11
May
10

sciencing the frozen margarita

Duke University Press’ blog post about Gabriela Soto Laveaga’s Jungle Laboratories says that the book “challenges us to reconsider who can produce science.”

In a much lighter vein, I was reminded of that challenge this morning while reading Robb Walsh‘s recounting, in The Tex-Mex Cookbook, of Mariano Martinez’s invention of the frozen margarita machine. In 1971, Martinez relayed his diners’ complaints about his restaurant’s inconsistent margaritas to his bartender. The bartender, “sick of squeezing all those limes,” threatened to quit. Martinez found inspiration at a 7-11 the next morning and decided to automate–but he couldn’t get his hands on a Slurpee machine. Instead, he bought a soft-serve ice cream machine and began experimenting–or holding “a lot of tasting parties,” as he put it. The problem was how to get the alcoholic mix to freeze. Adding enough water to cause freezing diluted the drink too much, but adding more sugar… It turns out that “with a high enough brix level (the scientific measurement of sugar content), you can freeze quite a bit of alcohol.”
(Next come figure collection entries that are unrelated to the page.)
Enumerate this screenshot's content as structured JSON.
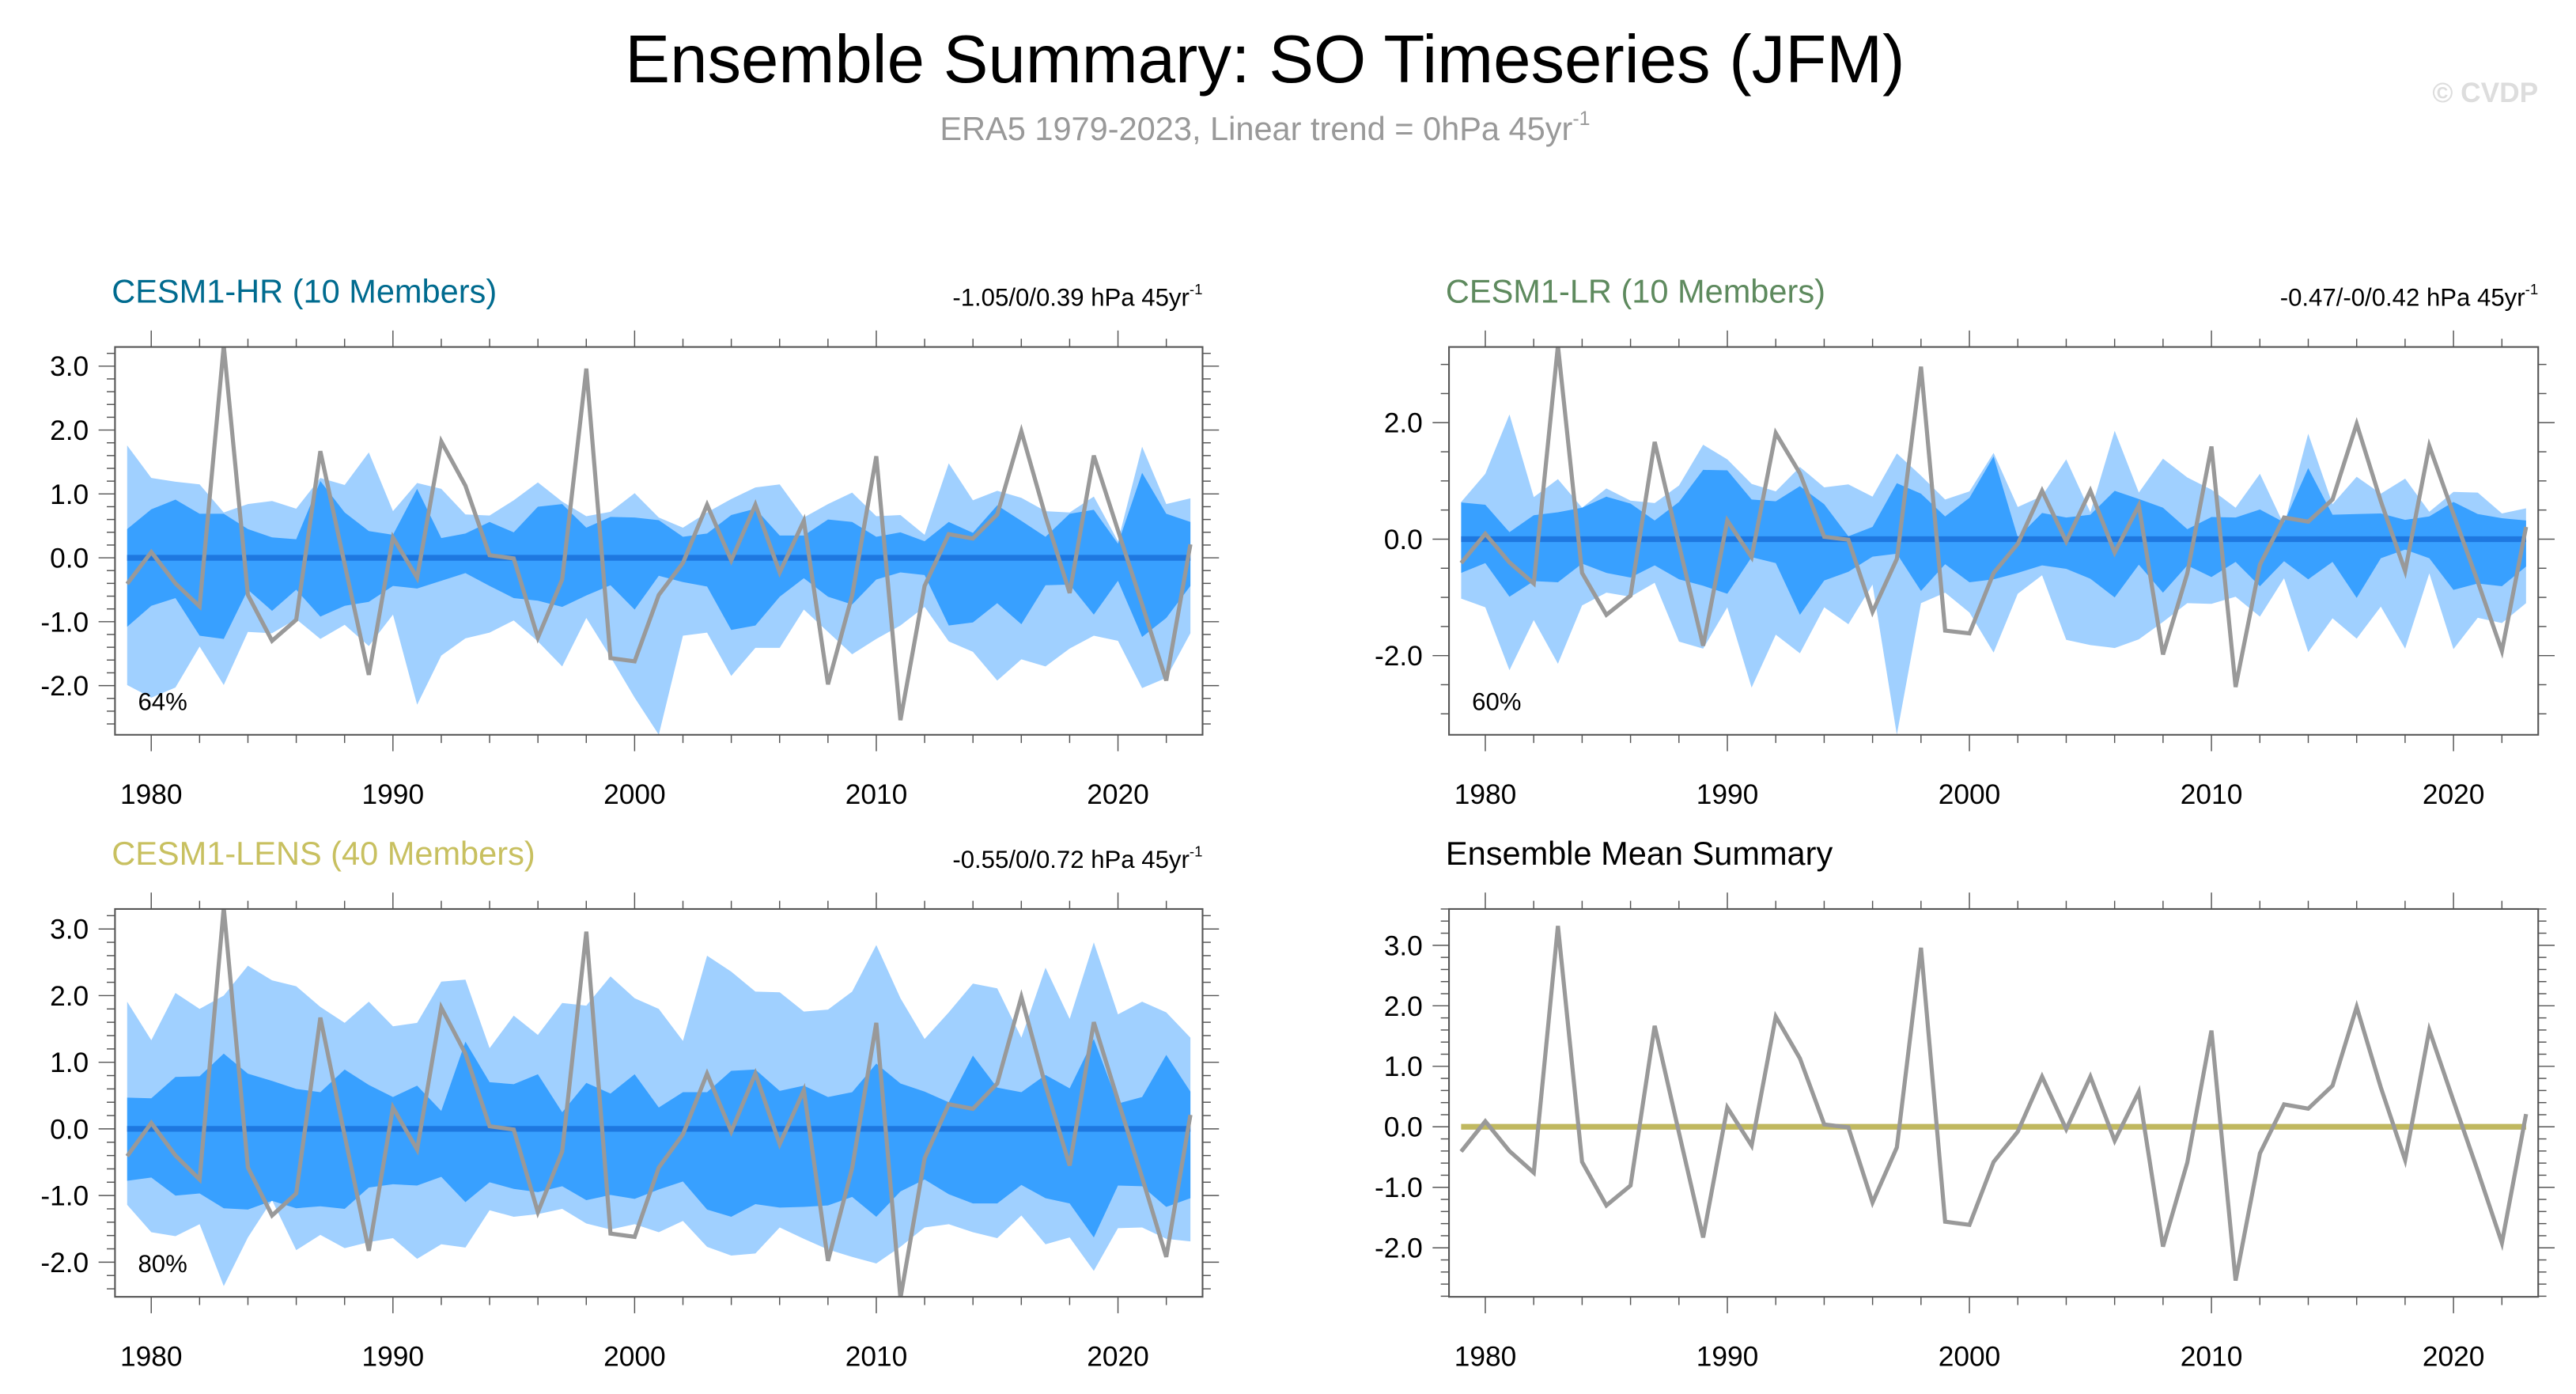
{
  "header": {
    "title": "Ensemble Summary: SO Timeseries (JFM)",
    "subtitle": "ERA5 1979-2023, Linear trend = 0hPa 45yr",
    "subtitle_sup": "-1",
    "watermark": "© CVDP"
  },
  "colors": {
    "band_outer": "#a0d0ff",
    "band_inner": "#38a0ff",
    "ensemble_mean_line": "#1e78e0",
    "observations": "#999999",
    "summary_mean_line": "#c0b860",
    "title_hr": "#006b8f",
    "title_lr": "#5e8a5e",
    "title_lens": "#c8c060",
    "title_summary": "#000000"
  },
  "chart_data": [
    {
      "type": "area",
      "title": "CESM1-HR (10 Members)",
      "title_color_key": "title_hr",
      "trend_label": "-1.05/0/0.39 hPa 45yr",
      "trend_sup": "-1",
      "percent_label": "64%",
      "x": [
        1979,
        1980,
        1981,
        1982,
        1983,
        1984,
        1985,
        1986,
        1987,
        1988,
        1989,
        1990,
        1991,
        1992,
        1993,
        1994,
        1995,
        1996,
        1997,
        1998,
        1999,
        2000,
        2001,
        2002,
        2003,
        2004,
        2005,
        2006,
        2007,
        2008,
        2009,
        2010,
        2011,
        2012,
        2013,
        2014,
        2015,
        2016,
        2017,
        2018,
        2019,
        2020,
        2021,
        2022,
        2023
      ],
      "xlim": [
        1978.5,
        2023.5
      ],
      "xticks": [
        1980,
        1990,
        2000,
        2010,
        2020
      ],
      "xtick_labels": [
        "1980",
        "1990",
        "2000",
        "2010",
        "2020"
      ],
      "ylim": [
        -2.77,
        3.3
      ],
      "yticks": [
        -2,
        -1,
        0,
        1,
        2,
        3
      ],
      "ytick_labels": [
        "-2.0",
        "-1.0",
        "0.0",
        "1.0",
        "2.0",
        "3.0"
      ],
      "yminor": 0.2,
      "outer_upper": [
        1.76,
        1.25,
        1.19,
        1.15,
        0.71,
        0.84,
        0.89,
        0.77,
        1.25,
        1.14,
        1.65,
        0.73,
        1.17,
        1.08,
        0.68,
        0.66,
        0.9,
        1.18,
        0.88,
        0.65,
        0.72,
        1.01,
        0.63,
        0.47,
        0.71,
        0.92,
        1.1,
        1.15,
        0.63,
        0.84,
        1.02,
        0.65,
        0.67,
        0.36,
        1.48,
        0.9,
        1.05,
        0.94,
        0.73,
        0.71,
        0.96,
        0.26,
        1.74,
        0.84,
        0.93
      ],
      "inner_upper": [
        0.45,
        0.76,
        0.91,
        0.69,
        0.69,
        0.45,
        0.32,
        0.29,
        1.2,
        0.71,
        0.42,
        0.36,
        1.08,
        0.31,
        0.38,
        0.56,
        0.4,
        0.8,
        0.84,
        0.47,
        0.64,
        0.63,
        0.59,
        0.33,
        0.38,
        0.67,
        0.77,
        0.35,
        0.35,
        0.6,
        0.56,
        0.33,
        0.4,
        0.26,
        0.56,
        0.39,
        0.82,
        0.58,
        0.33,
        0.69,
        0.75,
        0.22,
        1.33,
        0.69,
        0.56
      ],
      "inner_lower": [
        -1.08,
        -0.75,
        -0.63,
        -1.22,
        -1.27,
        -0.5,
        -0.83,
        -0.5,
        -0.92,
        -0.75,
        -0.69,
        -0.44,
        -0.48,
        -0.36,
        -0.24,
        -0.44,
        -0.63,
        -0.67,
        -0.77,
        -0.59,
        -0.43,
        -0.81,
        -0.28,
        -0.38,
        -0.45,
        -1.13,
        -1.06,
        -0.61,
        -0.32,
        -0.61,
        -0.73,
        -0.34,
        -0.23,
        -0.27,
        -1.06,
        -1.01,
        -0.71,
        -1.04,
        -0.43,
        -0.42,
        -0.89,
        -0.36,
        -1.24,
        -0.94,
        -0.44
      ],
      "outer_lower": [
        -1.99,
        -2.19,
        -2.03,
        -1.39,
        -1.99,
        -1.16,
        -1.18,
        -0.96,
        -1.27,
        -1.05,
        -1.38,
        -0.89,
        -2.3,
        -1.53,
        -1.26,
        -1.17,
        -0.98,
        -1.31,
        -1.7,
        -0.94,
        -1.55,
        -2.19,
        -2.77,
        -1.22,
        -1.17,
        -1.85,
        -1.41,
        -1.41,
        -0.81,
        -1.16,
        -1.51,
        -1.27,
        -1.06,
        -0.77,
        -1.31,
        -1.47,
        -1.92,
        -1.59,
        -1.7,
        -1.42,
        -1.22,
        -1.3,
        -2.04,
        -1.88,
        -1.18
      ],
      "ensemble_mean": 0,
      "observations": [
        -0.41,
        0.09,
        -0.4,
        -0.76,
        3.32,
        -0.58,
        -1.3,
        -0.97,
        1.67,
        -0.1,
        -1.83,
        0.32,
        -0.31,
        1.82,
        1.13,
        0.04,
        -0.01,
        -1.25,
        -0.34,
        2.96,
        -1.57,
        -1.62,
        -0.58,
        -0.08,
        0.83,
        -0.04,
        0.83,
        -0.23,
        0.58,
        -1.98,
        -0.59,
        1.59,
        -2.54,
        -0.44,
        0.37,
        0.3,
        0.68,
        1.98,
        0.65,
        -0.55,
        1.6,
        0.43,
        -0.73,
        -1.92,
        0.21
      ]
    },
    {
      "type": "area",
      "title": "CESM1-LR (10 Members)",
      "title_color_key": "title_lr",
      "trend_label": "-0.47/-0/0.42 hPa 45yr",
      "trend_sup": "-1",
      "percent_label": "60%",
      "x": [
        1979,
        1980,
        1981,
        1982,
        1983,
        1984,
        1985,
        1986,
        1987,
        1988,
        1989,
        1990,
        1991,
        1992,
        1993,
        1994,
        1995,
        1996,
        1997,
        1998,
        1999,
        2000,
        2001,
        2002,
        2003,
        2004,
        2005,
        2006,
        2007,
        2008,
        2009,
        2010,
        2011,
        2012,
        2013,
        2014,
        2015,
        2016,
        2017,
        2018,
        2019,
        2020,
        2021,
        2022,
        2023
      ],
      "xlim": [
        1978.5,
        2023.5
      ],
      "xticks": [
        1980,
        1990,
        2000,
        2010,
        2020
      ],
      "xtick_labels": [
        "1980",
        "1990",
        "2000",
        "2010",
        "2020"
      ],
      "ylim": [
        -3.36,
        3.3
      ],
      "yticks": [
        -2,
        0,
        2
      ],
      "ytick_labels": [
        "-2.0",
        "0.0",
        "2.0"
      ],
      "yminor": 0.5,
      "outer_upper": [
        0.64,
        1.12,
        2.14,
        0.72,
        1.03,
        0.54,
        0.87,
        0.66,
        0.62,
        0.92,
        1.62,
        1.37,
        0.95,
        0.82,
        1.24,
        0.89,
        0.94,
        0.73,
        1.47,
        1.09,
        0.68,
        0.82,
        1.48,
        0.55,
        0.74,
        1.37,
        0.46,
        1.86,
        0.8,
        1.38,
        1.06,
        0.85,
        0.54,
        1.12,
        0.24,
        1.81,
        0.6,
        1.07,
        0.78,
        1.04,
        0.47,
        0.81,
        0.8,
        0.44,
        0.53
      ],
      "inner_upper": [
        0.63,
        0.59,
        0.12,
        0.41,
        0.46,
        0.54,
        0.73,
        0.61,
        0.32,
        0.64,
        1.19,
        1.18,
        0.68,
        0.65,
        0.91,
        0.6,
        0.05,
        0.21,
        0.96,
        0.78,
        0.39,
        0.71,
        1.42,
        0.03,
        0.45,
        0.37,
        0.42,
        0.83,
        0.69,
        0.54,
        0.17,
        0.38,
        0.37,
        0.51,
        0.29,
        1.22,
        0.42,
        0.43,
        0.44,
        0.33,
        0.39,
        0.64,
        0.43,
        0.36,
        0.32
      ],
      "inner_lower": [
        -0.58,
        -0.41,
        -0.99,
        -0.72,
        -0.74,
        -0.42,
        -0.58,
        -0.66,
        -0.45,
        -0.69,
        -0.8,
        -0.94,
        -0.31,
        -0.41,
        -1.3,
        -0.71,
        -0.56,
        -0.3,
        -0.25,
        -0.89,
        -0.43,
        -0.74,
        -0.69,
        -0.58,
        -0.45,
        -0.51,
        -0.68,
        -1.0,
        -0.44,
        -0.92,
        -0.45,
        -0.65,
        -0.39,
        -0.81,
        -0.38,
        -0.69,
        -0.39,
        -1.01,
        -0.33,
        -0.18,
        -0.33,
        -0.87,
        -0.76,
        -0.81,
        -0.47
      ],
      "outer_lower": [
        -1.02,
        -1.17,
        -2.25,
        -1.39,
        -2.14,
        -1.14,
        -0.92,
        -0.99,
        -0.75,
        -1.76,
        -1.88,
        -1.17,
        -2.55,
        -1.64,
        -1.96,
        -1.17,
        -1.46,
        -0.78,
        -3.36,
        -1.1,
        -0.92,
        -1.26,
        -1.95,
        -0.94,
        -0.62,
        -1.73,
        -1.82,
        -1.87,
        -1.72,
        -1.42,
        -1.1,
        -1.11,
        -0.99,
        -1.33,
        -0.67,
        -1.94,
        -1.36,
        -1.71,
        -1.16,
        -1.88,
        -0.59,
        -1.89,
        -1.35,
        -1.44,
        -1.1
      ],
      "ensemble_mean": 0,
      "observations": [
        -0.41,
        0.09,
        -0.4,
        -0.76,
        3.32,
        -0.58,
        -1.3,
        -0.97,
        1.67,
        -0.1,
        -1.83,
        0.32,
        -0.31,
        1.82,
        1.13,
        0.04,
        -0.01,
        -1.25,
        -0.34,
        2.96,
        -1.57,
        -1.62,
        -0.58,
        -0.08,
        0.83,
        -0.04,
        0.83,
        -0.23,
        0.58,
        -1.98,
        -0.59,
        1.59,
        -2.54,
        -0.44,
        0.37,
        0.3,
        0.68,
        1.98,
        0.65,
        -0.55,
        1.6,
        0.43,
        -0.73,
        -1.92,
        0.21
      ]
    },
    {
      "type": "area",
      "title": "CESM1-LENS (40 Members)",
      "title_color_key": "title_lens",
      "trend_label": "-0.55/0/0.72 hPa 45yr",
      "trend_sup": "-1",
      "percent_label": "80%",
      "x": [
        1979,
        1980,
        1981,
        1982,
        1983,
        1984,
        1985,
        1986,
        1987,
        1988,
        1989,
        1990,
        1991,
        1992,
        1993,
        1994,
        1995,
        1996,
        1997,
        1998,
        1999,
        2000,
        2001,
        2002,
        2003,
        2004,
        2005,
        2006,
        2007,
        2008,
        2009,
        2010,
        2011,
        2012,
        2013,
        2014,
        2015,
        2016,
        2017,
        2018,
        2019,
        2020,
        2021,
        2022,
        2023
      ],
      "xlim": [
        1978.5,
        2023.5
      ],
      "xticks": [
        1980,
        1990,
        2000,
        2010,
        2020
      ],
      "xtick_labels": [
        "1980",
        "1990",
        "2000",
        "2010",
        "2020"
      ],
      "ylim": [
        -2.52,
        3.3
      ],
      "yticks": [
        -2,
        -1,
        0,
        1,
        2,
        3
      ],
      "ytick_labels": [
        "-2.0",
        "-1.0",
        "0.0",
        "1.0",
        "2.0",
        "3.0"
      ],
      "yminor": 0.2,
      "outer_upper": [
        1.91,
        1.33,
        2.04,
        1.8,
        2.0,
        2.45,
        2.23,
        2.14,
        1.83,
        1.59,
        1.91,
        1.54,
        1.59,
        2.21,
        2.24,
        1.21,
        1.7,
        1.41,
        1.89,
        1.85,
        2.29,
        1.96,
        1.8,
        1.32,
        2.6,
        2.36,
        2.06,
        2.05,
        1.76,
        1.79,
        2.06,
        2.76,
        1.96,
        1.35,
        1.75,
        2.18,
        2.11,
        1.37,
        2.42,
        1.65,
        2.8,
        1.72,
        1.91,
        1.75,
        1.37
      ],
      "inner_upper": [
        0.47,
        0.46,
        0.78,
        0.79,
        1.13,
        0.83,
        0.72,
        0.6,
        0.55,
        0.89,
        0.66,
        0.48,
        0.65,
        0.27,
        1.31,
        0.7,
        0.67,
        0.82,
        0.25,
        0.69,
        0.53,
        0.82,
        0.32,
        0.55,
        0.55,
        0.87,
        0.89,
        0.57,
        0.65,
        0.48,
        0.55,
        0.98,
        0.68,
        0.56,
        0.4,
        1.1,
        0.62,
        0.55,
        0.81,
        0.61,
        1.35,
        0.38,
        0.48,
        1.11,
        0.56
      ],
      "inner_lower": [
        -0.78,
        -0.73,
        -1.0,
        -0.97,
        -1.19,
        -1.21,
        -1.08,
        -1.19,
        -1.16,
        -1.2,
        -0.88,
        -0.83,
        -0.85,
        -0.72,
        -1.1,
        -0.8,
        -0.9,
        -0.95,
        -0.86,
        -1.07,
        -0.99,
        -1.05,
        -0.91,
        -0.79,
        -1.21,
        -1.32,
        -1.13,
        -1.18,
        -1.17,
        -1.15,
        -1.02,
        -1.32,
        -0.94,
        -0.76,
        -0.98,
        -1.12,
        -1.12,
        -0.84,
        -1.04,
        -1.12,
        -1.63,
        -0.85,
        -0.86,
        -1.17,
        -1.04
      ],
      "outer_lower": [
        -1.14,
        -1.55,
        -1.61,
        -1.43,
        -2.36,
        -1.63,
        -1.07,
        -1.82,
        -1.59,
        -1.79,
        -1.7,
        -1.64,
        -1.95,
        -1.73,
        -1.78,
        -1.22,
        -1.32,
        -1.28,
        -1.2,
        -1.42,
        -1.51,
        -1.43,
        -1.55,
        -1.38,
        -1.77,
        -1.9,
        -1.87,
        -1.48,
        -1.65,
        -1.81,
        -1.92,
        -2.02,
        -1.77,
        -1.48,
        -1.43,
        -1.55,
        -1.64,
        -1.3,
        -1.73,
        -1.63,
        -2.13,
        -1.49,
        -1.48,
        -1.65,
        -1.69
      ],
      "ensemble_mean": 0,
      "observations": [
        -0.41,
        0.09,
        -0.4,
        -0.76,
        3.32,
        -0.58,
        -1.3,
        -0.97,
        1.67,
        -0.1,
        -1.83,
        0.32,
        -0.31,
        1.82,
        1.13,
        0.04,
        -0.01,
        -1.25,
        -0.34,
        2.96,
        -1.57,
        -1.62,
        -0.58,
        -0.08,
        0.83,
        -0.04,
        0.83,
        -0.23,
        0.58,
        -1.98,
        -0.59,
        1.59,
        -2.54,
        -0.44,
        0.37,
        0.3,
        0.68,
        1.98,
        0.65,
        -0.55,
        1.6,
        0.43,
        -0.73,
        -1.92,
        0.21
      ]
    },
    {
      "type": "line",
      "title": "Ensemble Mean Summary",
      "title_color_key": "title_summary",
      "x": [
        1979,
        1980,
        1981,
        1982,
        1983,
        1984,
        1985,
        1986,
        1987,
        1988,
        1989,
        1990,
        1991,
        1992,
        1993,
        1994,
        1995,
        1996,
        1997,
        1998,
        1999,
        2000,
        2001,
        2002,
        2003,
        2004,
        2005,
        2006,
        2007,
        2008,
        2009,
        2010,
        2011,
        2012,
        2013,
        2014,
        2015,
        2016,
        2017,
        2018,
        2019,
        2020,
        2021,
        2022,
        2023
      ],
      "xlim": [
        1978.5,
        2023.5
      ],
      "xticks": [
        1980,
        1990,
        2000,
        2010,
        2020
      ],
      "xtick_labels": [
        "1980",
        "1990",
        "2000",
        "2010",
        "2020"
      ],
      "ylim": [
        -2.81,
        3.6
      ],
      "yticks": [
        -2,
        -1,
        0,
        1,
        2,
        3
      ],
      "ytick_labels": [
        "-2.0",
        "-1.0",
        "0.0",
        "1.0",
        "2.0",
        "3.0"
      ],
      "yminor": 0.2,
      "ensemble_mean": 0,
      "observations": [
        -0.41,
        0.09,
        -0.4,
        -0.76,
        3.32,
        -0.58,
        -1.3,
        -0.97,
        1.67,
        -0.1,
        -1.83,
        0.32,
        -0.31,
        1.82,
        1.13,
        0.04,
        -0.01,
        -1.25,
        -0.34,
        2.96,
        -1.57,
        -1.62,
        -0.58,
        -0.08,
        0.83,
        -0.04,
        0.83,
        -0.23,
        0.58,
        -1.98,
        -0.59,
        1.59,
        -2.54,
        -0.44,
        0.37,
        0.3,
        0.68,
        1.98,
        0.65,
        -0.55,
        1.6,
        0.43,
        -0.73,
        -1.92,
        0.21
      ]
    }
  ]
}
Mexican campesinos can certainly produce science, and so can tipsy Tex-Mex restaurateurs. Martinez never patented or trademarked his method, but his first margarita machine does have a place in the National Museum of American History.


In more serious news, US federal courts have been voiding clauses of BP’s exploitative clean-up contracts with Gulf fishermen left and right, preserving the fishermen’s rights to sue BP for damages from the Deepwater Horizon disaster and to talk freely about the situation, even if they do accept clean-up work from BP.